Análise peculiar de um instante da colonização do oeste americano faz relações simbólicas com o capitalismo dos dias atuais

Texto por Leonardo Andreiko

Foto: Vitrine Filmes/Divulgação

A embarcação contemporânea cortando a paisagem aparentemente inexplorada é um prenúncio do choque de perspectivas que veremos. Assim é, também, o quase literal simbolismo da descoberta dos cadáveres nos primeiros minutos do filme. First Cow – A Primeira Vaca da América (First Cow, EUA, 2019 – Vitrine Filmes) pretende escavar – como quem descobre corpos que um dia foram – a metáfora perfeita para o passado humano, visitar esse tempo com a perspectiva de um cinema atual. A colonização do Oeste norte-americano está sob nova investigação.

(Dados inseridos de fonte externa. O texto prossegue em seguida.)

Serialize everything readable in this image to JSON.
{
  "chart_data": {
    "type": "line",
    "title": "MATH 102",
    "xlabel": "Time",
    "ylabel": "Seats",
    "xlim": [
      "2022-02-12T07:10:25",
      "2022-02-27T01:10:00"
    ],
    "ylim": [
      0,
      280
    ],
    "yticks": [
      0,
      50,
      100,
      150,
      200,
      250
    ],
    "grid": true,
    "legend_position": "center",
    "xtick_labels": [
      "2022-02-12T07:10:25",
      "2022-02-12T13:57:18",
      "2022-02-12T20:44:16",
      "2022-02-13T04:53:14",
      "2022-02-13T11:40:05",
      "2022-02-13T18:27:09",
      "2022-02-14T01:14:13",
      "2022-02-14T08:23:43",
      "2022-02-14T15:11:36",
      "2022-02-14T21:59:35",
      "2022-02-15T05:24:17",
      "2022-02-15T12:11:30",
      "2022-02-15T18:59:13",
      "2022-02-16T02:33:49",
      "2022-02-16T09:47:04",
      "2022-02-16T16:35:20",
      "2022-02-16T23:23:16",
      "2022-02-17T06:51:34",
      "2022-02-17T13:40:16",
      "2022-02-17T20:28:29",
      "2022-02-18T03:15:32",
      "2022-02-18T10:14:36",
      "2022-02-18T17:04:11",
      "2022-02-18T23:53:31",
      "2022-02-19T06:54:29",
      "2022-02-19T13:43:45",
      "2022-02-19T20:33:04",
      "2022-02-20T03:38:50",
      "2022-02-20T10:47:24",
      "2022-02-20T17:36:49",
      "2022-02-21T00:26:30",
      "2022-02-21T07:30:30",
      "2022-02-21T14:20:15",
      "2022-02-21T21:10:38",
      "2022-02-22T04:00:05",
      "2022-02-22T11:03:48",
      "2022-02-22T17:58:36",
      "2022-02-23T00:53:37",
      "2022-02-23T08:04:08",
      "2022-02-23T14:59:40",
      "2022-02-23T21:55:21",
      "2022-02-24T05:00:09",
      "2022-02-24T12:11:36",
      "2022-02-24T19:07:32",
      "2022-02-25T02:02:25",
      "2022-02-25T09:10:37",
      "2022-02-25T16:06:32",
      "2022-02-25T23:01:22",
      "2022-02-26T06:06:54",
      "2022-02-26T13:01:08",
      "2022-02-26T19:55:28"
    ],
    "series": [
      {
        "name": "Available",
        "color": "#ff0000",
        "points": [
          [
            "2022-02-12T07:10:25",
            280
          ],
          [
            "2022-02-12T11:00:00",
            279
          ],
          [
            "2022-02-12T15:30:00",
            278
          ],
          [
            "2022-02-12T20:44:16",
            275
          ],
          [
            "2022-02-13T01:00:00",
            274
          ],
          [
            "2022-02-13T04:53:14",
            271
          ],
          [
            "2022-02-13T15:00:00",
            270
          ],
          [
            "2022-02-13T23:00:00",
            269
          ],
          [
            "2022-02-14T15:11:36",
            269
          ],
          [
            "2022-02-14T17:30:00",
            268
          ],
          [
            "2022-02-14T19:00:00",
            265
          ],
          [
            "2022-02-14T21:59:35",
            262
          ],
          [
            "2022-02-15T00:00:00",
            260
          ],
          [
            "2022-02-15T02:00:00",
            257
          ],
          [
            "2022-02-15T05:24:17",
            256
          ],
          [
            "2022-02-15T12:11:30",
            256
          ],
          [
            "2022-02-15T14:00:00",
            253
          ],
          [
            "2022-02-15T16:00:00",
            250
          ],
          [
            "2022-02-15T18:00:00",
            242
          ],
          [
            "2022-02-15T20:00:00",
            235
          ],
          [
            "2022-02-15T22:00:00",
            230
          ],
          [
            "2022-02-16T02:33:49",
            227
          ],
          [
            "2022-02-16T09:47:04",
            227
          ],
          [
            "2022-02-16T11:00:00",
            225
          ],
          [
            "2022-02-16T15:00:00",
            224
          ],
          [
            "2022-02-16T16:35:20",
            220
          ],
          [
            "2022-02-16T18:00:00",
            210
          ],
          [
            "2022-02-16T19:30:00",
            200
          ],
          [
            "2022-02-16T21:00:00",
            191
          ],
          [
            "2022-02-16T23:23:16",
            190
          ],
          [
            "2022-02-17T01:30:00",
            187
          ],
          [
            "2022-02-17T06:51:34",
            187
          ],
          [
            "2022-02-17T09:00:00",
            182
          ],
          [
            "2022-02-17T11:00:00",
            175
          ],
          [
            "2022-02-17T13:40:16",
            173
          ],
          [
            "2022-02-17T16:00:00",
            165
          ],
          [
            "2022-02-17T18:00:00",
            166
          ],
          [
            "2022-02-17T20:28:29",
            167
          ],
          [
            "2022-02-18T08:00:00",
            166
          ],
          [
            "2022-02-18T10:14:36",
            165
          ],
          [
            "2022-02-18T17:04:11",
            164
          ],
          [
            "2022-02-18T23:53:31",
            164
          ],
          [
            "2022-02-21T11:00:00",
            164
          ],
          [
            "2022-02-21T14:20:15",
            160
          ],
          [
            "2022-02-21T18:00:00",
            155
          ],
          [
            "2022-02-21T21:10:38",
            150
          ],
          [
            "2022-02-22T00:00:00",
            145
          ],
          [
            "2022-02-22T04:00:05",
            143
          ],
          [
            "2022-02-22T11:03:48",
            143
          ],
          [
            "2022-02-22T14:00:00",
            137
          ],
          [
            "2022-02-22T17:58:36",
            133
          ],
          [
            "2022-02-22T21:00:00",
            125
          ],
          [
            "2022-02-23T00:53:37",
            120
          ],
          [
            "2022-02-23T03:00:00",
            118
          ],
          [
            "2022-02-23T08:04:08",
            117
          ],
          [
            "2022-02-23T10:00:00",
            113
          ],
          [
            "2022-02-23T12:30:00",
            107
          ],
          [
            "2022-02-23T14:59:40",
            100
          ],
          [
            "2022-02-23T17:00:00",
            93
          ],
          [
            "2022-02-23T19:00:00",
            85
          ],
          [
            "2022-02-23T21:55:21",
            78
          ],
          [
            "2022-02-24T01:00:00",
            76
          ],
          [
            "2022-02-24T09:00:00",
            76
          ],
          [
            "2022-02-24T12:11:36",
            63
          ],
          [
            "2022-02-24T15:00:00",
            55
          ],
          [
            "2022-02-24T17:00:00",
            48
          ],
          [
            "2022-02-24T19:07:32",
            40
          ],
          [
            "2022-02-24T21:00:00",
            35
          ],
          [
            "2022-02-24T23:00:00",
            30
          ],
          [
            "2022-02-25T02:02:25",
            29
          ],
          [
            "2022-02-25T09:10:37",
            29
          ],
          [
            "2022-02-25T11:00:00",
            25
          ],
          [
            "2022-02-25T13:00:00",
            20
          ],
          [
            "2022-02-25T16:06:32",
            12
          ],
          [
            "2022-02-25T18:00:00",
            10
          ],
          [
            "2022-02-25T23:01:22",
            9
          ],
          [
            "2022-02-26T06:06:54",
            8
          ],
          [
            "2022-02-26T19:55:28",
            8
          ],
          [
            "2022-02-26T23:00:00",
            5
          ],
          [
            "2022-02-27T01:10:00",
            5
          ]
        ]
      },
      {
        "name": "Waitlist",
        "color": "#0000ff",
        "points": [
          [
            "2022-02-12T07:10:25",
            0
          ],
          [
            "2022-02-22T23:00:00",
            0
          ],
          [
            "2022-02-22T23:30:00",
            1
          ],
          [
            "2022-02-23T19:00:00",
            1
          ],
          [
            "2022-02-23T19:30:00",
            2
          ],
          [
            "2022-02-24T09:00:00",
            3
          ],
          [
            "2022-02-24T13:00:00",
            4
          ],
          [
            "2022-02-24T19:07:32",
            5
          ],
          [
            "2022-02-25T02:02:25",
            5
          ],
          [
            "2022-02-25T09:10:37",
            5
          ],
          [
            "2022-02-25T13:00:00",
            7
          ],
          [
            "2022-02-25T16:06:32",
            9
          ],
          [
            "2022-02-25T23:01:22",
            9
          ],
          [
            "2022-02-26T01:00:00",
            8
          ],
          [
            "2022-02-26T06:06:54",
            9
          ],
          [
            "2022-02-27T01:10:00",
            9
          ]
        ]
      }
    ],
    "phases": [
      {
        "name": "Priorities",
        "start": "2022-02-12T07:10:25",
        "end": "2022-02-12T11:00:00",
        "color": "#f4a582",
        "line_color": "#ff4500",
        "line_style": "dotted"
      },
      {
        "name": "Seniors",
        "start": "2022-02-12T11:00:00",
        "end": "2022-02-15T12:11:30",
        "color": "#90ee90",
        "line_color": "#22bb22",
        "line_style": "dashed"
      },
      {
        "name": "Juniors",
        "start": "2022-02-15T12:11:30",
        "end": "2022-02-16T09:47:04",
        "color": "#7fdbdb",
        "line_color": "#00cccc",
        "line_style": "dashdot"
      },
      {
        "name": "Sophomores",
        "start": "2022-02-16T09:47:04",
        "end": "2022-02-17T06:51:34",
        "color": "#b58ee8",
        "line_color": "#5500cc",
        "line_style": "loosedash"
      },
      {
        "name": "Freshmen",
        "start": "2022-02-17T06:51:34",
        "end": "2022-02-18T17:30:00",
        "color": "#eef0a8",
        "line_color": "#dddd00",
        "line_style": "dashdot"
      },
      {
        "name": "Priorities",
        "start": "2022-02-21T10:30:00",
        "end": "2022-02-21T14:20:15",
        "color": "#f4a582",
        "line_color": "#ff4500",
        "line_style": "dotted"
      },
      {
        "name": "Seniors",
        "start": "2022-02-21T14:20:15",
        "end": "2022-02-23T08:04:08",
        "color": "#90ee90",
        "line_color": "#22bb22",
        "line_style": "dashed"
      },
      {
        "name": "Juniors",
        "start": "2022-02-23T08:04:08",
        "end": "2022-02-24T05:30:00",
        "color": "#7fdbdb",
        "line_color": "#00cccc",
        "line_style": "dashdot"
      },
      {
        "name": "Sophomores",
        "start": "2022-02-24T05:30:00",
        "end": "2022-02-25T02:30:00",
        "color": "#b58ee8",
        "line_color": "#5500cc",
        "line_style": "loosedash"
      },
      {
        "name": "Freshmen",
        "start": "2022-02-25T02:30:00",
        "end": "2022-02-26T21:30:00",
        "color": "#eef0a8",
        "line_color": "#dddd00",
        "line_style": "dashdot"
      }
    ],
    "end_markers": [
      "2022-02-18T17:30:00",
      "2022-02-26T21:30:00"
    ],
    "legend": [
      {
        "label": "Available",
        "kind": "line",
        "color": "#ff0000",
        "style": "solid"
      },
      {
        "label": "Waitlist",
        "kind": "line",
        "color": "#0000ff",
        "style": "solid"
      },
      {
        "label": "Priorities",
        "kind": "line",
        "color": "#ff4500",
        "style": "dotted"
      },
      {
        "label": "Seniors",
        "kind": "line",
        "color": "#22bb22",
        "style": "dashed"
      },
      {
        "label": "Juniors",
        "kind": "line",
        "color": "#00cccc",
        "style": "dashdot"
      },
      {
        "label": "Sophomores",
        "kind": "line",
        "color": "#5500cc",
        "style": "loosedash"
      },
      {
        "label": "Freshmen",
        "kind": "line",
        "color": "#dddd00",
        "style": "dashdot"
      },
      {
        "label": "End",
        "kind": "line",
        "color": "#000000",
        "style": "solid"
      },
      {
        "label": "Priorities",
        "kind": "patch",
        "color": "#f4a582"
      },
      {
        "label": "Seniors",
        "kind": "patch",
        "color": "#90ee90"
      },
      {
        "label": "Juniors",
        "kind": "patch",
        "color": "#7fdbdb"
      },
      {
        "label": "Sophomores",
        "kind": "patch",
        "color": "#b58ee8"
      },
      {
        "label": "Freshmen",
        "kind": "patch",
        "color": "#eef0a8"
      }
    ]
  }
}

First Cow (disponível em streaming no Brasil pelo MUBI) é a pacata história da amizade entre Cookie (John Magaro) e um assassino somente identificado como “o homem chinês” (Orion Lee). Com a chegada da primeira vaca da região de Oregon, uma oportunidade de negócios atrai sua atenção, junto a riscos cada vez mais graves. Embora se tente encarar o longa como um western contemporâneo, não há identificação (ao menos com as linhas gerais do gênero) que não a época em que ele se passa. Ao contrário das narrativas bem arqueadas, submersas em conflitos morais e filosóficos, a simplicidade do florescimento de uma amizade.

Justamente por isso, First Cow demora a engrenar narrativamente. Contudo, se não há conflito ou tensão, há beleza e um retrato distinto da vida nos fortes americanos deste século. Kelly Reichardt, a diretora, prefere desenvolver Cookie e seu amigo com paciência, embora não hesite em demonstrar visualmente sua sinergia desde o início de sua interação. A sutileza da mise en scène de Reichardt, que retrata a primeira metade de seu longa com forte presença de planos fechados e, quando muito, médios, é o ponto focal mais interessante aqui.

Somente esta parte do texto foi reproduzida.